Asling : C’est ça qui fait aussi une sorte de solidarité. Chacun apporte sa pierre à l’édifice, même dans les moments durs. On apporte tous ce qu’on peut, là, c’était de l’entraide technique, mais dans les moments de tensions, même dans les désaccords, on continue à travailler ensemble.
La pédagogie est un des objectifs des collages. Comment vous faites pour arriver à le relayer dans vos clichés ?
Tay : Pour moi, ce serait plus montrer l’exemple. Montrer qu’il y a des personnes qui sortent, qui collent des slogans, qui s’organisent pour contester. Il n’y a pas qu’un seul but aux collages, mais la contestation en est un principal. C’est aussi pour ça que je pense qu’il faut que les collages soient très accessibles, faciles à comprendre.
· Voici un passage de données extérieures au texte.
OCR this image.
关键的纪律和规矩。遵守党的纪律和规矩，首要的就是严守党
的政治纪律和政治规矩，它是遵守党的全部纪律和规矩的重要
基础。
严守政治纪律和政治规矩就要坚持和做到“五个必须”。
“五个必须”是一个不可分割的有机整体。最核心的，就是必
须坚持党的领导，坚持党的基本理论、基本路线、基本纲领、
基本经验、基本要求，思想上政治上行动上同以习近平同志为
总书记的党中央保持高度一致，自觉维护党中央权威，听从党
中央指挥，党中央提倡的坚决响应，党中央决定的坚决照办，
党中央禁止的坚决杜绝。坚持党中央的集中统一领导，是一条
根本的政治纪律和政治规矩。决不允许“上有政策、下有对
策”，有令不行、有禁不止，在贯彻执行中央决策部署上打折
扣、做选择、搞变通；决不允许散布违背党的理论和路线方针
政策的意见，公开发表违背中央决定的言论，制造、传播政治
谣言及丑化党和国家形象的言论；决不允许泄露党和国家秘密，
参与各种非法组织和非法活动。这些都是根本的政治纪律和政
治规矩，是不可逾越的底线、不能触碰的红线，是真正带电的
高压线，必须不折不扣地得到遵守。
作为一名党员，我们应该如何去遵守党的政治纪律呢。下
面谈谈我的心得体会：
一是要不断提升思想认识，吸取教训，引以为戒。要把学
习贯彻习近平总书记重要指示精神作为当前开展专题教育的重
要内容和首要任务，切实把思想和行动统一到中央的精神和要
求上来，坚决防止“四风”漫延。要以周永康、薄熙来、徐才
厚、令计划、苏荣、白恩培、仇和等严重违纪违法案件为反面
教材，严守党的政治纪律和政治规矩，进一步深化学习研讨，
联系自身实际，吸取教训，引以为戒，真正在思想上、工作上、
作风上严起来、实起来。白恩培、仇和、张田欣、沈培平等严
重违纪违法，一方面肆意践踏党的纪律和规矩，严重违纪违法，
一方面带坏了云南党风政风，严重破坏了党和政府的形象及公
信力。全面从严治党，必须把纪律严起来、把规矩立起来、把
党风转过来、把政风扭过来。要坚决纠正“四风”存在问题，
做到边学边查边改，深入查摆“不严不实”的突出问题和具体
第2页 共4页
Mais la pédagogie, c’est aussi très limité, à mon sens, c’est surtout la dénonciation qui prime. Porter des sujets de débats dans l’espace public, c’est très fort.
Léa : Et nous, on fait un peu le relai du mouvement. On fait de la photo de presse, surtout, donc on contextualise chaque cliché. On explique un minimum quand le collage a été fait, par qui, avec quel message en particulier.
Et on poste sur Instagram, mais c’est très limité. Par exemple, après une manifestation, tous les photographes postent en même temps. Donc les personnes devant leurs écrans défilent toutes les photos sans vraiment les regarder. Ma priorité n’est plus dans la rapidité, je me tourne plus vers la presse maintenant.
Et pour conclure, quels sont vos photographes de référence ?
Asling : Sans hésiter, Tay Calenda ! (rires)
Tay : Laurence Geai, de mon côté. Letizia Battaglia également, c’est une photographe italienne qui faisait des reportages en Sicile. Et Gabriele Micalizzi aussi.
Léa : Chloe Sharrock, un peu comme Laurence Geai et qui collabore avec le Monde.
Asling : J’aime bien le compte “J’explore Ton Jardin” (Benjamin Guillot-Moueix, NDLR). Pour moi, il fait vraiment partie des reporters français qui créent des liens avec les pays qu’il couvre, surtout maintenant qu’ils sont devenus des zones de conflits, comme le Liban par exemple. C’est une démarche très respectable, je trouve.
Léa : D’ailleurs, Teresa Suárez c’est un peu la même chose.C’est une spécialiste de l’Ukraine, son travail est incroyable et pareil, niveau déontologie, c’est très réfléchi.
Tay : Et sinon il y a Marin Driguez aussi. Il est très très fort, son travail sur les hôpitaux est très interessant.